Saturday 12th to Monday 14th March 2022
The “Dash for Diggle” to make the booking for Standedge Tunnel had a knock on effect for the rest of the schedule. Robert had hoped that the planned works at Hebdon Bridge would be finished by the time we got there. Regular checks on the website continued to show the completion date as Friday 18th March.
With time to spare, Day 25 was therefore declared a day of rest in Brighouse. As this was a Saturday with two Six Nations matches on Robert didn’t feel this was too much of a sacrifice. Robert and Henry fortified themselves for the day ahead, this time with a Wetherspoons cooked breakfast at a very reasonable price.
Matilda, Sue and Henry took a stroll round the town in the morning. The Ship Inn, was built in 1926 using timbers from the HMS Donegal built in 1868. When we told a friend that we were staying in Brighouse she exclaimed that it was “brass band country and lovely up there”. Matilda was therefore not surprised to see the street art celebrating the mill band. As we are currently on the route known as the Cheshire Ring she also bought several samples of Cheshire cheese at Czerwik, where the staff were very friendly and helpful.
The dry cleaners was housed in an interesting historic building and had a sewing machine and large iron hanging outside, presumably to advertise the services available. We had wanted to go to Jeremy’s as this is a canal side establishment but at the time we were feeling thirsty it had yet to open so instead we dropped into The Secret Tearooms for a welcome cup of coffee.
One of The Duke’s many idiosyncrasies is the inability of the batteries to cope with modern living. Robert had been into Brighouse to try and watch the Six Nations matches in a pub earlier but unfortunately they all seemed to be either without televisions or showing football instead. Having not motored and therefore not rechared the batteries during the day, back on board we found the TV could not draw enough power and the coverage kept freezing. Robert was forced to use his computer to watch the games on a smaller screen.
Robert and Henry once again fortified themselves for the day ahead with a Wetherspoons cooked breakfast and we bought some more groceries before setting off at 10:30. It felt good to be moving again and the new crew recruits moved seamlessly back into their roles . . .
. . . on lock duty.
At Cromwell Lock we passed a boat coming out who kindly left the gates open for us to glide serenely in. They informed us that Hebden Bridge was still navigable and we could continue although this is not currently showing on the closures on the website. It subsequently proved not to be true.
Also at Cromwell Lock Henry had to use the spike to open the old style paddle mechanism. A passing walker who lived in Elland told Sue and Henry about the heronry just after Cromwell Lock but we failed to spot this from the canal.
From his elevated viewpoint, Henry took pictures showing the power of the water entering the locks as well as the audience which we seemed to attract.
Meanwhile, Matilda spent most of her time once again as chief dog handler and hot beverage maker.
Unfortunately not many places were open in Elland on a Sunday, but the Britannia Building [not pictured], formerly the Hudddersfield and Halifax Bank built in 1893, has a striking statue of Boudicca on the top and the Halifax coat of arms on the left and the Huddersfield coat of arms to the right.
We moored opposite a converted property which still had the entrance where boats would have unloaded their cargoes.
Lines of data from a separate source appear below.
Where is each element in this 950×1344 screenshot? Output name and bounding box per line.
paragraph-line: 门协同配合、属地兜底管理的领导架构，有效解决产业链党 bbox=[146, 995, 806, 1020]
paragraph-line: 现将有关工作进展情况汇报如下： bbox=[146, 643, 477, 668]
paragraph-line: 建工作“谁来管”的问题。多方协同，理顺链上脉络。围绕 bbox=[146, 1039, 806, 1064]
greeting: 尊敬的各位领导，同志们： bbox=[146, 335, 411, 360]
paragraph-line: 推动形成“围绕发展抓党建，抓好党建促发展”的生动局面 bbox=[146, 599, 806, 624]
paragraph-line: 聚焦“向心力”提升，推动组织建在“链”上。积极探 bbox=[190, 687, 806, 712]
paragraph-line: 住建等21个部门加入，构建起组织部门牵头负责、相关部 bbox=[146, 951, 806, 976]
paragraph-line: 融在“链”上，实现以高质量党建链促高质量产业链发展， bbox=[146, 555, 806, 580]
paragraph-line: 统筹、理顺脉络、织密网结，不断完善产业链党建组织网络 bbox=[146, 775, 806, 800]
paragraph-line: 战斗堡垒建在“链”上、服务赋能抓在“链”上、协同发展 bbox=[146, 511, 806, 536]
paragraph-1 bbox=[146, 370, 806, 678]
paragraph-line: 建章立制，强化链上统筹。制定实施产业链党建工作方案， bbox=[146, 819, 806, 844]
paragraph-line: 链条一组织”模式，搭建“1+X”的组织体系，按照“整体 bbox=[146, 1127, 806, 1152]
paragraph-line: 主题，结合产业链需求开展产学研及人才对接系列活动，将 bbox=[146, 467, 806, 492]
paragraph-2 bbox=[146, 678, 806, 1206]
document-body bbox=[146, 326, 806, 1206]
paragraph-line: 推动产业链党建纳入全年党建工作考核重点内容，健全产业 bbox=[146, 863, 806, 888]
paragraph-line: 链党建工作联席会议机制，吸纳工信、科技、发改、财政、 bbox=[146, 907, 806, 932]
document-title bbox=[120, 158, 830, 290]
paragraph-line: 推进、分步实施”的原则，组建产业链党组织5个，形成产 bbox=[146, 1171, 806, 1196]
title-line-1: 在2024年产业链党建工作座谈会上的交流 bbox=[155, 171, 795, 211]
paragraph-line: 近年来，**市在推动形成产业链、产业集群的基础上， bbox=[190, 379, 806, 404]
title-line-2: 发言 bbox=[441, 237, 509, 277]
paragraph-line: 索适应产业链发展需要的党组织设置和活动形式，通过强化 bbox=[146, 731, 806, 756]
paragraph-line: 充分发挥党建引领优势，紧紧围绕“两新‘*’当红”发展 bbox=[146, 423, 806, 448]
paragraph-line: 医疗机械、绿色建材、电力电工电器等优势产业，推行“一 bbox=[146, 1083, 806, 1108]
This was next to the Barge and Barrel and as we moored up, several customers came out and watched as Robert was bothered by a territorial swan. Later Matilda met a photographer who had also been assaulted by the swan who told her that “he had form” as he had been known to attack people last year in defence of his mate. We saw their nest on the other side of the bridge.
13/03/2022 – Miles: 2.72 – Locks: 6 – 2h15m
As we left the following morning the same swan followed Sue and Henry as they made their way quickly past him on the towpath. It then transferred its attention to The Duke and made three bold sorties to defend its mate and protect its territory. We would all appreciate such incredible devotion and bravery in a mate, especially in the face of the superior power and size of the enemy threat.
Further on we came across some repair works in the canal with just a narrow place to pass. Unfortunately, there had been a break in and some of the tools and equipment had been interfered with. Having passed by, we found blue rope trailing behind The Duke which had been floating in the water and was now wrapped firmly round the propellor. Time for Robert to open up the weed hatch again.
There were some interesting wooden sculptures on tree stumps as we approached Long Lees Lock but the installation would have been quite precarious as these were close to the bank and on quite steep inclines.
Salterhebble Bottom Lock is a slow-moving, electrically-operated guillotine lock.
Henry had to climb to cross from one side to the other to close the traditional gates on our exit.
Sometimes, the locks seem to take a while to fill and there is time to enjoy the sunshine.